Tackling Islamophobia – is the Government doing enough?

Categories: Latest News

Tuesday December 30 2014

Communities Secretary, Eric Pickles, in a guest column in the Daily Express yesterday outlined the work being undertaken by the Department for Communities and Local Government to tackle anti-Semitism following an escalation in reported incidents in the last year.

Pickles, referencing the DCLG report, Government Action on Anti-Semitism, writes of the funding to be made available to Jewish schools for security, tackling anti-Semitism online and tackling anti-Semitism on university campuses.

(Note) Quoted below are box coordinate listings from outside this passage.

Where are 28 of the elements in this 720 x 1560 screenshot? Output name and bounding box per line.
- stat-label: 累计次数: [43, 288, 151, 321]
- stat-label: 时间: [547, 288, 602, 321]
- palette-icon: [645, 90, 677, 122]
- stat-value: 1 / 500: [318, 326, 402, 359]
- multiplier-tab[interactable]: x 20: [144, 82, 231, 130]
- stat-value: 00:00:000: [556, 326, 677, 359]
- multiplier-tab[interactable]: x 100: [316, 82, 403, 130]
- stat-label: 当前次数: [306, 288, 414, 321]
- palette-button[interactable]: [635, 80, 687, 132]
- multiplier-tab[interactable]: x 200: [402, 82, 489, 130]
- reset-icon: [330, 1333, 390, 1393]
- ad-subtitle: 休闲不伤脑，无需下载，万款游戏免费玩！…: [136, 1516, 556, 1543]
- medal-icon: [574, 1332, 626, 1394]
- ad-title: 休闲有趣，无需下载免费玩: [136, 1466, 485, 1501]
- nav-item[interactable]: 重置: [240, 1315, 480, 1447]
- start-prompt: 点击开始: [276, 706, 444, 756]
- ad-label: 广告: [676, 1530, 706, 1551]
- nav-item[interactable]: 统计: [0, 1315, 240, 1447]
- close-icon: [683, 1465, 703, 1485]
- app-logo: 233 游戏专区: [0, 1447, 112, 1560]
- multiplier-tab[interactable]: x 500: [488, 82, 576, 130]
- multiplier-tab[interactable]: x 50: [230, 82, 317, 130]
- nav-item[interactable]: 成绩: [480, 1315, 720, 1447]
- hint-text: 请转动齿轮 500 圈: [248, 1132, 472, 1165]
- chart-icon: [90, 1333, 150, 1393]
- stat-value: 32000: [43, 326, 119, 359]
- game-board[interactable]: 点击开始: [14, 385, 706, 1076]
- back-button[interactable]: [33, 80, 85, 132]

Pickles refers to some of the anti-Semitic incidents which have occurred stating, “Jews have been physically attacked, cemeteries desecrated and the walls of Jewish homes daubed with vile and offensive graffiti.”

He also takes aim at Tower Hamlets Council for displaying the Palestinian flag during the summer, in an act of solidarity with Palestinians, writing, “Even some councils have behaved irresponsibly. Like Tower Hamlets, engaging in their own municipal foreign policy by flying the Palestinian flag. These public bodies should be using their position of authority to actively reduce tensions, not stir them up.“

Pickles overlooks other councils which also displayed the Palestinian flag, such as Preston, Edinburgh and Glasgow. And the claim that the move was in some way an abuse of public authority, or an attempt to stir up tensions, ignores the democratic will of local communities who supported their local council’s in the flying of the Palestinian flag.

While the Government’s efforts to tackle anti-Semitism are to be lauded, it is difficult to ignore the more lacklustre response from DCLG in relation to rising Islamophobia.

In the year following Lee Rigby’s murder in May 2013, many police forces disclosed a doubling in Islamophobic hate crime across the UK, according to figures compiled by the Press Association on the back of FOI requests. In London, the Metropolitan Police Service recorded an eightfold increase in the two weeks immediately after Lee Rigby’s murder with Islamophobic attacks in May, June and July more than doubling in the capital. In our annual submission to the Office for Security and Co-operation in Europe, we have documented physical attacks, gravestones desecrated and vile and offensive graffiti painted onto the walls of Muslim homes and Islamic institutions.

In response to criticism from the Muslim Council of Britain last year, over the Government’s failure to take anti-Muslim hatred seriously, the Communities Secretary responded to explain the number of times Ministers had made statements condemning assaults on Muslims, security advice offered to mosques and other Islamic institutions to guard against attacks (note, no mention of public funding for security measures), and a number of feelgood initiatives that DCLG had introduced, such as the Big Iftar and commemorating Muslim contributions to the world wars.

As we’ve stated before, the Communities Secretary’s contrasting attitude to tackling anti-Semitism and Islamophobia clearly illustrates what the MCB referred to as the “collective unwillingness to treat anti-Muslim hatred seriously.”

But there is a further dimension to the contrast in Government responses to anti-Semitism and Islamophobia. In a short comment piece in last week’s Jewish Chronicle, Marcus Dysch, shed light on current political manoeuvrings stating, “How do you know an election is on the way? Politicians suddenly fall over themselves to speak to the Jewish community.”